L'urgence d'un nouvel iconoclasme?

Novembre 2020

Devant le tsunami médiatique de l'image (et du son), la parole humaine ne peut plus se faire entendre (voir les articles de septembre 2020)… et l'écrit devient “ringard”! Mais toute la culture qui a conduit à l'intelligence humaine actuelle n'existerait pas sans cette priorité qui a été donnée à l'écrit comme socle du développement scientifique et culturel! Quelle éducation voulons-nous pour ne pas devenir des “crétins digitaux”? Abattre les “idoles” et les “icônes”? (en grec: eidôlon = image, idole; ou = eikôn, icône)! Mais le tsunami pandémique et l'écrasant succès mondial des réseaux sociaux fondés sur une visio-téléphonie généralisée (6 milliards de portables pour 7,5 milliards d'humains sur la planète) oblige aussi à chercher comment “é-duquer” (= faire sortir) l'humain de ce qui pourrait le ramener à une conscience grégaire et bornée! Prêcher sa responsabilité créatrice est probablement l'une des voies pour ces nouvelles exigences éducatives.

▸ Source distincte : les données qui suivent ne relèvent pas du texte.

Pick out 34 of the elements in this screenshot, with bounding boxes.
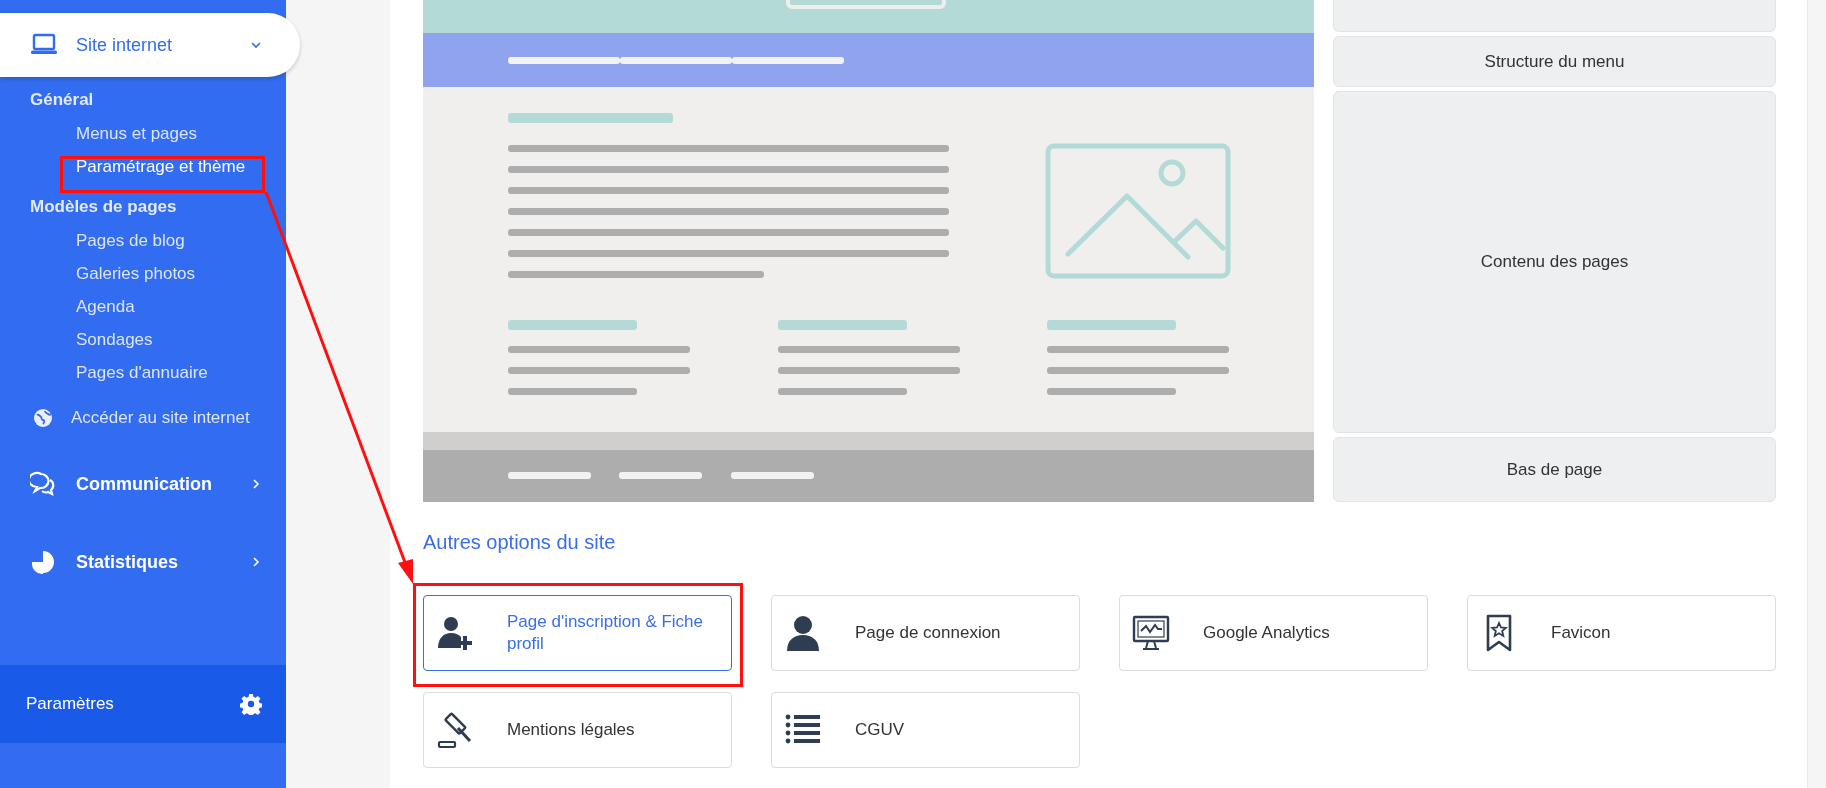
nav-link[interactable]: Menus et pages [0, 118, 286, 151]
user-icon [784, 614, 822, 652]
chevron-right-icon [250, 556, 262, 568]
user-plus-icon [436, 614, 474, 652]
layout-zone[interactable] [1333, 0, 1776, 32]
option-card[interactable]: Google Analytics [1119, 595, 1428, 671]
nav-link[interactable]: Agenda [0, 291, 286, 324]
globe-icon [33, 408, 53, 428]
settings-button[interactable]: Paramètres [0, 665, 286, 743]
layout-zone-button[interactable]: Contenu des pages [1333, 91, 1776, 433]
settings-icon [240, 693, 262, 715]
option-card[interactable]: Page d'inscription & Fiche profil [423, 595, 732, 671]
nav-link[interactable]: Pages d'annuaire [0, 357, 286, 390]
layout-zone-button[interactable]: Bas de page [1333, 437, 1776, 502]
nav-link[interactable]: Accéder au site internet [0, 390, 286, 428]
nav-link[interactable]: Galeries photos [0, 258, 286, 291]
option-card[interactable]: Mentions légales [423, 692, 732, 768]
monitor-chart-icon [1132, 614, 1170, 652]
nav-item[interactable]: Site internet [0, 13, 300, 77]
nav-link[interactable]: Sondages [0, 324, 286, 357]
nav-link[interactable]: Paramétrage et thème [0, 151, 286, 184]
nav-group-heading: Modèles de pages [29, 196, 178, 218]
chevron-right-icon [250, 478, 262, 490]
gavel-icon [436, 711, 474, 749]
option-card[interactable]: Page de connexion [771, 595, 1080, 671]
nav-group-heading: Général [29, 89, 95, 111]
section-heading: Autres options du site [423, 531, 617, 555]
layout-zone-button[interactable]: Structure du menu [1333, 36, 1776, 87]
nav-item[interactable]: Communication [0, 452, 286, 516]
option-card[interactable]: CGUV [771, 692, 1080, 768]
chevron-down-icon [250, 39, 262, 51]
nav-link[interactable]: Pages de blog [0, 225, 286, 258]
option-card[interactable]: Favicon [1467, 595, 1776, 671]
nav-item[interactable]: Statistiques [0, 530, 286, 594]
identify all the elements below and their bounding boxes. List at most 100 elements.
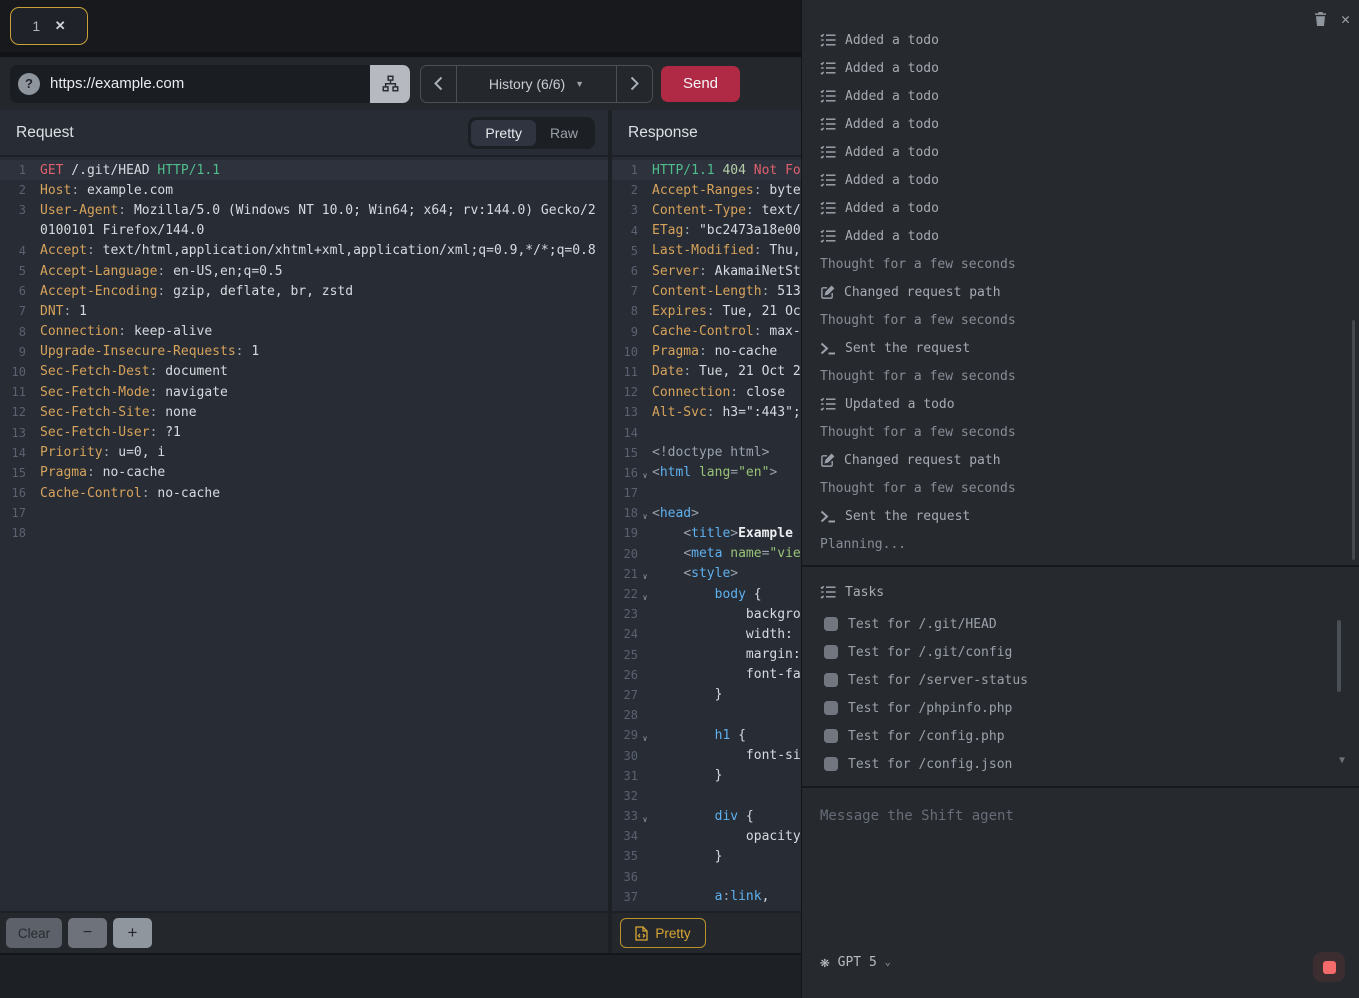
task-checkbox[interactable]: [824, 617, 838, 631]
todo-list-icon: [820, 145, 836, 159]
task-row[interactable]: Test for /config.php: [802, 722, 1359, 750]
request-title: Request: [16, 124, 74, 142]
line-number: 1: [612, 163, 638, 177]
activity-scrollbar[interactable]: [1352, 320, 1355, 560]
task-checkbox[interactable]: [824, 645, 838, 659]
task-row[interactable]: Test for /phpinfo.php: [802, 694, 1359, 722]
todo-list-icon: [820, 117, 836, 131]
request-footer: Clear − +: [0, 911, 608, 953]
task-row[interactable]: Test for /.git/config: [802, 638, 1359, 666]
code-line: 16Cache-Control: no-cache: [0, 483, 608, 503]
line-number: 37: [612, 890, 638, 904]
line-number: 9: [0, 345, 26, 359]
activity-text: Changed request path: [844, 453, 1001, 468]
activity-text: Updated a todo: [845, 397, 955, 412]
tab-1[interactable]: 1 ✕: [10, 7, 88, 45]
response-pretty-button[interactable]: Pretty: [620, 918, 706, 948]
line-number: 1: [0, 163, 26, 177]
code-line: 4Accept: text/html,application/xhtml+xml…: [0, 241, 608, 261]
sitemap-button[interactable]: [370, 65, 410, 103]
activity-item: Added a todo: [802, 138, 1359, 166]
history-dropdown[interactable]: History (6/6) ▼: [457, 66, 616, 102]
trash-icon[interactable]: [1313, 11, 1328, 27]
line-number: 4: [0, 244, 26, 258]
todo-list-icon: [820, 61, 836, 75]
code-line: 15<!doctype html>: [612, 443, 801, 463]
todo-list-icon: [820, 89, 836, 103]
line-number: 13: [0, 426, 26, 440]
history-prev-button[interactable]: [421, 66, 457, 102]
url-input[interactable]: [50, 75, 370, 92]
help-icon[interactable]: ?: [18, 73, 40, 95]
terminal-icon: [820, 510, 836, 523]
line-number: 3: [612, 203, 638, 217]
history-next-button[interactable]: [616, 66, 652, 102]
activity-text: Sent the request: [845, 341, 970, 356]
code-line: 17: [0, 503, 608, 523]
code-line: 8Expires: Tue, 21 Oc: [612, 301, 801, 321]
code-line: 37 a:link,: [612, 887, 801, 907]
activity-text: Added a todo: [845, 89, 939, 104]
zoom-in-button[interactable]: +: [113, 918, 152, 948]
zoom-out-button[interactable]: −: [68, 918, 107, 948]
task-row[interactable]: Test for /config.json: [802, 750, 1359, 778]
toggle-pretty[interactable]: Pretty: [471, 120, 536, 146]
code-line: 3User-Agent: Mozilla/5.0 (Windows NT 10.…: [0, 200, 608, 220]
agent-activity-log[interactable]: Added a todoAdded a todoAdded a todoAdde…: [802, 30, 1359, 565]
editor-panels: Request Pretty Raw 1GET /.git/HEAD HTTP/…: [0, 110, 801, 953]
fold-chevron-icon[interactable]: ∨: [638, 471, 652, 480]
activity-item: Added a todo: [802, 54, 1359, 82]
model-selector[interactable]: ❋ GPT 5 ⌄: [820, 954, 891, 970]
line-number: 7: [612, 284, 638, 298]
code-line: 16∨<html lang="en">: [612, 463, 801, 483]
request-editor[interactable]: 1GET /.git/HEAD HTTP/1.12Host: example.c…: [0, 157, 608, 911]
task-row[interactable]: Test for /.git/HEAD: [802, 610, 1359, 638]
task-checkbox[interactable]: [824, 673, 838, 687]
code-line: 8Connection: keep-alive: [0, 322, 608, 342]
code-line: 7Content-Length: 513: [612, 281, 801, 301]
request-panel: Request Pretty Raw 1GET /.git/HEAD HTTP/…: [0, 110, 608, 953]
line-number: 11: [0, 385, 26, 399]
tab-close-icon[interactable]: ✕: [55, 18, 66, 34]
code-line: 9Cache-Control: max-: [612, 322, 801, 342]
clear-button[interactable]: Clear: [6, 918, 62, 948]
agent-message-input[interactable]: [802, 790, 1359, 940]
line-number: 8: [0, 325, 26, 339]
task-label: Test for /config.json: [848, 757, 1012, 772]
send-button[interactable]: Send: [661, 66, 740, 102]
line-number: 23: [612, 607, 638, 621]
activity-text: Added a todo: [845, 33, 939, 48]
activity-item: Thought for a few seconds: [802, 362, 1359, 390]
fold-chevron-icon[interactable]: ∨: [638, 512, 652, 521]
task-row[interactable]: Test for /server-status: [802, 666, 1359, 694]
response-viewer[interactable]: 1HTTP/1.1 404 Not Fo2Accept-Ranges: byte…: [612, 157, 801, 911]
task-checkbox[interactable]: [824, 729, 838, 743]
line-number: 36: [612, 870, 638, 884]
task-checkbox[interactable]: [824, 701, 838, 715]
line-number: 6: [0, 284, 26, 298]
code-line: 11Date: Tue, 21 Oct 2: [612, 362, 801, 382]
tasks-scrollbar[interactable]: [1337, 620, 1341, 692]
code-line: 18: [0, 523, 608, 543]
fold-chevron-icon[interactable]: ∨: [638, 572, 652, 581]
toggle-raw[interactable]: Raw: [536, 120, 592, 146]
fold-chevron-icon[interactable]: ∨: [638, 815, 652, 824]
activity-text: Planning...: [820, 537, 906, 552]
close-icon[interactable]: ✕: [1341, 10, 1350, 28]
line-number: 17: [0, 506, 26, 520]
todo-list-icon: [820, 585, 836, 599]
line-number: 5: [0, 264, 26, 278]
fold-chevron-icon[interactable]: ∨: [638, 734, 652, 743]
code-line: 34 opacity: [612, 826, 801, 846]
fold-chevron-icon[interactable]: ∨: [638, 593, 652, 602]
code-line: 12Connection: close: [612, 382, 801, 402]
activity-item: Added a todo: [802, 110, 1359, 138]
activity-text: Added a todo: [845, 201, 939, 216]
line-number: 14: [612, 426, 638, 440]
line-number: 32: [612, 789, 638, 803]
code-line: 27 }: [612, 685, 801, 705]
openai-logo-icon: ❋: [820, 954, 830, 970]
code-line: 25 margin:: [612, 645, 801, 665]
stop-button[interactable]: [1313, 952, 1345, 982]
task-checkbox[interactable]: [824, 757, 838, 771]
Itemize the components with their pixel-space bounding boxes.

Déjà avec la télévision, des réflexions ont vu le jour sur le déséquilibre qui se développait entre l'impact de l'image et l'impact du “texte écrit”.
S'il reste un bon impact de la “parole” à travers des journaux parlés et des animations télévisées intelligentes, il faut savoir que cet impact est lui-même soumis à toutes les conditions de l'impact d'image. Et, notamment, suite à de nombreuses études de publicitaires et autres gourous de la propagande ciblée, il a été prouvé que, dans la communication d'un message, la part de la présentation corporelle de celui qui fait le message représente plus de 50% de ce qui est perçu par le récepteur!
De ce dernier point de vue, le message “radio”, pas encombré par une présence visuelle, peut avoir un meilleur impact d'écoute et de réception du message.
Mais, pour la promotion (commerciale, politique, religieuse, ou autre) l'impact d'une “image” mobilise plus complètement le récepteur et influence largement sur ce qu'il va penser du “message” lui-même, si du moins il y a un message attaché à l'image.
On sait que les suggestions subliminales (faire passer une image non consciemment visible au milieu du défilement d'un lot d'images bien perçues par le récepteur – une pratique, en principe interdite, utilisée par les programmes de propagande des régimes totalitaires, notamment !!??) peuvent avoir un réel impact sur nos mémoires passives qui, le cas échéant, nous feront prendre des décisions dont nous ne savons pas, objectivement, justifier le choix!
Or, au-delà du monde des mass-médias, tout le succès des réseaux sociaux depuis leur lancement il y a une quinzaine d'années, vient de cette faculté à transmettre des images. Même les sites web les plus sérieux et les plus classiques, qui sont là normalement pour fournir à un récepteur un “service” (comme les sites des Banques, par exemple) se sont crus obligés de modifier leur “look” pour accueillir l'internaute avec de belles images qui n'ont rien à voir avec l'objet spécifique pour lequel le récepteur vient sur ce site! Sans parler des millions de photos et de vidéos qui voyagent à grande vitesse tout autour de la planète! L'exemple qui “plaît aux jeunes” et qui fait le buzz ces derniers temps est le réseau TIK-TOK où le plaisir est de se faire voir (avec toutes les grimaces possibles!).
Les psychologues et pédagogues commencent seulement à s'inquiéter des effets de ces usages sur la santé mentale et sur le développement intellectuel de ces personnes qui ne vivent plus qu'avec les images et “dans” les images, on vit avec son avatar électronique… le Second Self analysé et dénoncé par la psychiatre Sherry Turckel!
L'interdiction des images (voir leur “destruction” - ou au moins une forte diminution de l'exposition à l'image) est-elle une voie vers un accroissement des facultés réflexives, vers un certain type d'abstraction qui permet la concentration, le raisonnement, la pondération, l'accès au “bon sens” et à la sagesse?
Il vaut probablement la peine que cette question soit travaillée et que des expérimentations sérieuses soient faites et diffusées pour bâtir des pédagogies de communication (et de réception de la communication) prenant en compte les vraies dimensions de l'humain!